Authors: Alexey Dosovitskiy, German Ros, Felipe Codevilla, Antonio Lopez, Vladlen Koltun
Authors: Quanyi Li§*, Zhenghao Peng†*, Lan Feng‡, Qihang Zhang†, Zhenghai Xue†, Bolei Zhou
Presentation by: Ruslan Akbarzade
Time of Presentation: April 15, 2025
Blog post by: Sujan Gyawali
Link to Carla: Read the Paper Link to MetaDrive: Read the Paper
This presentation compares two autonomous driving simulators: CARLA and MetaDrive. CARLA focuses on high realism using rich visuals, sensor data, and complex traffic environments to support perception-based and imitation learning approaches. In contrast, MetaDrive emphasizes fast, scalable, and modular simulation for training reinforcement learning agents in diverse and procedurally generated scenarios. Together, they highlight the trade-offs between visual realism and training efficiency in developing generalizable self-driving systems.
Q1: 1. You’re developing an AI system that autonomously drives ambulances through congested urban areas.The system must learn how to:– Handle unpredictable traffic– Make fast but safe decisions– React to edge cases like roadblocks or aggressive drivers Which simulator (CARLA or MetaDrive) would you choose to prototype and test this system, and why?What would be your testing priorities: realism, response time, or decision diversity?
Aleksandar: For the first case, I would choose CARLA. It lets me simulate different corner cases and hidden dangers using scripts. MetaDrive doesn’t support this kind of detailed scenario control, so it wouldn’t be as useful here.
George: I agree CARLA is a better choice for the first question because it has more visual detail and can simulate things like pedestrians more realistically.
Obiora: When I was listening to the presentation, I kept thinking, how can this be used in construction?
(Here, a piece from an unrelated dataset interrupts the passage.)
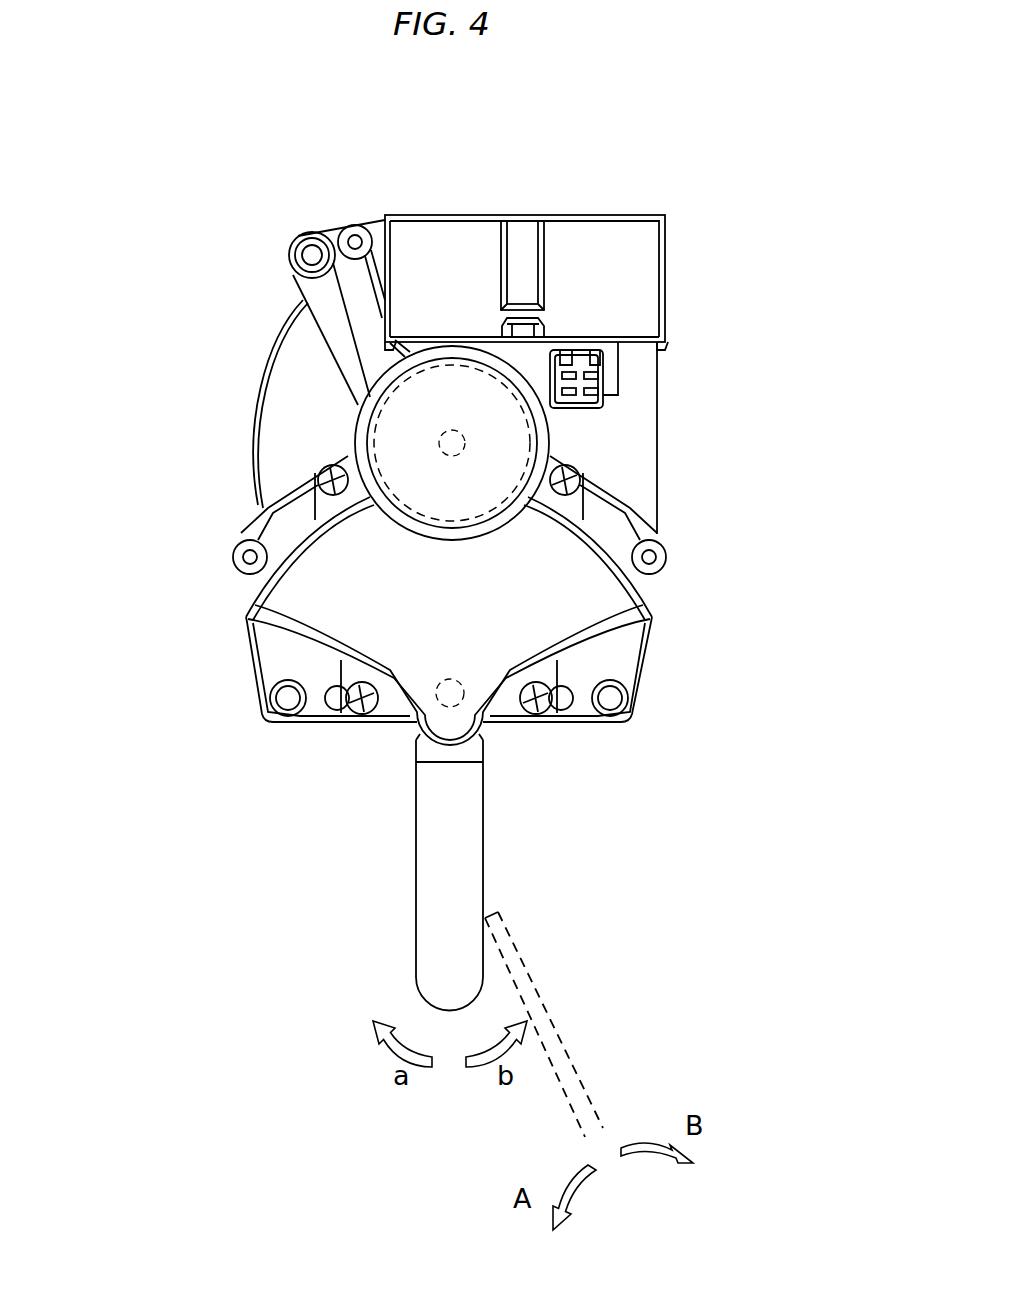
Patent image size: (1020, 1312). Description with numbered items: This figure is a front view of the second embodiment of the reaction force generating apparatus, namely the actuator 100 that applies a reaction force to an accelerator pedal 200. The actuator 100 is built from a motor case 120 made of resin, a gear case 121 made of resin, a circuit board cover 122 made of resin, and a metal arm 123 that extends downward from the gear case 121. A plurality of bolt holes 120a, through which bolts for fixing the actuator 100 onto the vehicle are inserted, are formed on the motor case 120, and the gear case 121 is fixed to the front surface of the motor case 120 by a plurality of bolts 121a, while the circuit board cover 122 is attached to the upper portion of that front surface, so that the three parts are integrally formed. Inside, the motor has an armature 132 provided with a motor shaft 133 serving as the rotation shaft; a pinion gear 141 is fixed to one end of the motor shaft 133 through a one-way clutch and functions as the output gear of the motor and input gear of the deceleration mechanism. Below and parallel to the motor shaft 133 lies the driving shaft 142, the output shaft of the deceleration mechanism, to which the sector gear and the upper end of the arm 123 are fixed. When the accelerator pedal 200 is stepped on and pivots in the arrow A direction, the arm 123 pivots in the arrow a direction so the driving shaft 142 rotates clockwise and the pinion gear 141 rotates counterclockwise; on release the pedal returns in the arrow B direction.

I didn’t even know that CARLA has a construction environment that was new to me. I’ve actually been searching for simulation tools that are already set up for construction use.
Q2:MetaDrive doesn't include pedestrians or cyclists.CARLA has limited human-like behavior.If your agent is trained in a world where pedestrians don't exist, is it “fair” to expect it to handle them safely in the real world? Why? How can we include the effects of pedestrians in traffic?
Aleksandar: For the second question, I don’t think it’s fair to expect an agent trained without obstacles like pedestrians to perform safely in the real world. The real world is very different—if the agent has never seen those challenges during training, it won’t know how to react properly.
George: For the second question, if the training environment doesn’t include pedestrians, then the model won't know how to detect or react to them properly. That’s why it’s important to combine simulation data with real-world data, especially for rare or risky situations. This helps create a more balanced and complete training dataset. Ideally, the model should be trained on scenarios that include pedestrians so it can learn to handle them safely.
No questions were asked during a presentation.